Bertie pursued art and design at Bournemouth and Poole College. While he initially considered a career in graphic design, his growing online presence and increasing role as an LGBTQ+ advocate shifted his focus toward education, content creation, and writing.

Throughout his transition, Bertie documented personal experiences, including challenges related to medical transition, mental health, and societal perceptions of gender.

== YouTube career ==
TheRealAlexBertie was launched in March 2010 as a creative outlet to document personal experiences and share insights about LGBTQ+ topics. Initially, his content focused on general vlogging, digital art, and personal interests, but as he became more comfortable around his identity, his channel evolved into an educational platform centered around transgender experiences.

Over the years, Bertie collaborated with other LGBTQ+ YouTubers and activists, expanding conversations about gender identity and inclusivity.

In 2016, Bertie appeared in a video with United Kingdom's Childline to dismantle myths surrounding transgender children.

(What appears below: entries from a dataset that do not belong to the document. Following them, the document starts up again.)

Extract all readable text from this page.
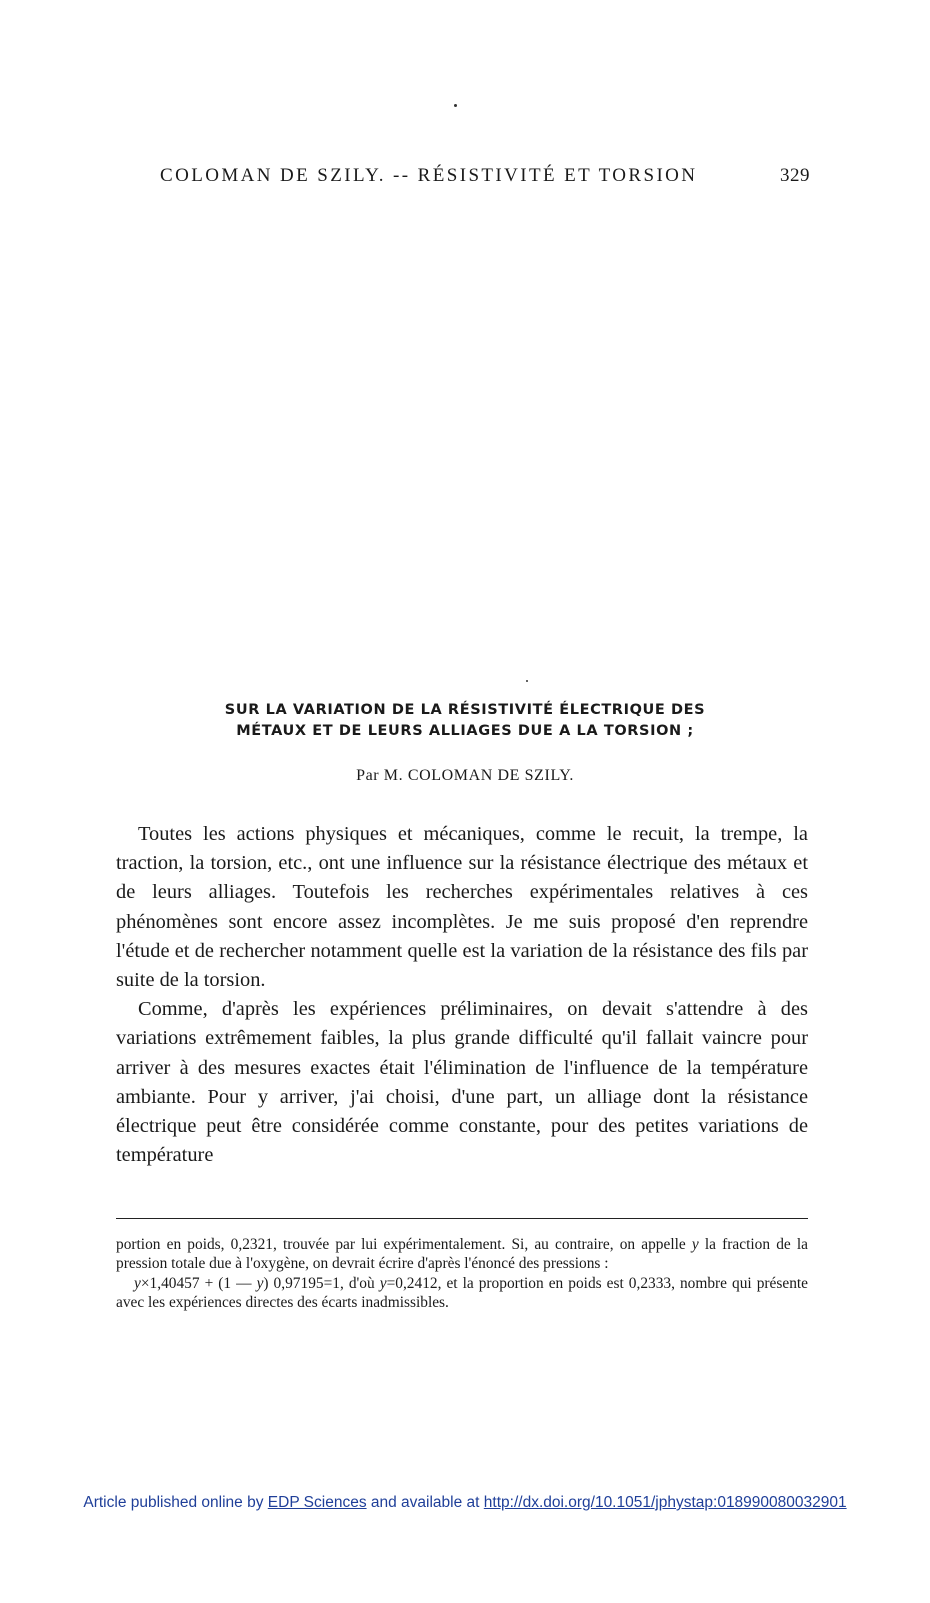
COLOMAN DE SZILY. -- RÉSISTIVITÉ ET TORSION	329
SUR LA VARIATION DE LA RÉSISTIVITÉ ÉLECTRIQUE DES
MÉTAUX ET DE LEURS ALLIAGES DUE A LA TORSION ;
Par M. COLOMAN DE SZILY.

Toutes les actions physiques et mécaniques, comme le recuit, la trempe, la traction, la torsion, etc., ont une influence sur la résistance électrique des métaux et de leurs alliages. Toutefois les recherches expérimentales relatives à ces phénomènes sont encore assez incomplètes. Je me suis proposé d'en reprendre l'étude et de rechercher notamment quelle est la variation de la résistance des fils par suite de la torsion.

Comme, d'après les expériences préliminaires, on devait s'attendre à des variations extrêmement faibles, la plus grande difficulté qu'il fallait vaincre pour arriver à des mesures exactes était l'élimination de l'influence de la température ambiante. Pour y arriver, j'ai choisi, d'une part, un alliage dont la résistance électrique peut être considérée comme constante, pour des petites variations de température

portion en poids, 0,2321, trouvée par lui expérimentalement. Si, au contraire, on appelle y la fraction de la pression totale due à l'oxygène, on devrait écrire d'après l'énoncé des pressions :

y×1,40457 + (1 — y) 0,97195=1, d'où y=0,2412, et la proportion en poids est 0,2333, nombre qui présente avec les expériences directes des écarts inadmissibles.

Article published online by EDP Sciences and available at http://dx.doi.org/10.1051/jphystap:018990080032901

Bertie gained recognition for his candid discussions about transitioning, gender dysphoria, and LGBTQ+ issues. He openly documented significant milestones in his transition, including starting Hormone replacement therapy, undergoing top surgery, and navigating social and medical aspects of being transgender in the United Kingdom. Bertie's channel had gained 16 million views and over 300k subscribers. Addressing his reduced presence as an influencer, Bertie stated, "In recent years my social media presence has moved more towards my love of gaming, where I occasionally stream on Twitch. My Graphic Design career has meant that my life as an influencer has taken a back seat, however I would never say this is a closed door."

As of 2025 his content and YouTube channel have been deleted from the platform.

== Unauthorized use of images ==
In October 2017, The Daily Mail published an article titled "NHS pressured our kids to change sex," which included transition photos of Alex Bertie without his consent. The article, which also carried the subheading "Transgender backlash as desperate parents accuse overzealous therapists of ‘blindly accepting’ children’s claims to have been born in wrong body,” used these images to support a narrative suggesting that young people were being influenced to transition, a claim that Bertie strongly opposed.

Following the publication, Bertie publicly criticized the unauthorized use of his photos, referring to the article as a "hateful anti-trans piece." He stated on social media that he was "FUMING" over what he viewed as misrepresentation and misuse of his personal images.

== Personal life ==
Bertie is pansexual and has increasingly prioritized privacy in recent years, stepping back from regular public appearances and content creation. Despite this, he remains committed to LGBTQ+ advocacy through his work as a writer and speaker. He currently resides in Cheshire, with his two cats. He has a sister named Hollie and is currently in a long term relationship. He and his partner met at a youth group and seven months later started dating.

== Awards and recognition ==
In 2018, Alex Bertie was shortlisted for the Polari First Book Prize for his memoir, Trans Mission: My Quest to a Beard, the award celebrates debut LGBTQ+ writers and their contributions to literature. Bertie has also been recognized for his impact as a digital creator. He received a Lovie Award from the International Academy of Science in the Creator for Change category, which honors individuals using digital media to drive social change. Additionally, Bertie was awarded YouTube's Silver Play Button for surpassing 100,000 subscribers on his channel, TheRealAlexBertie.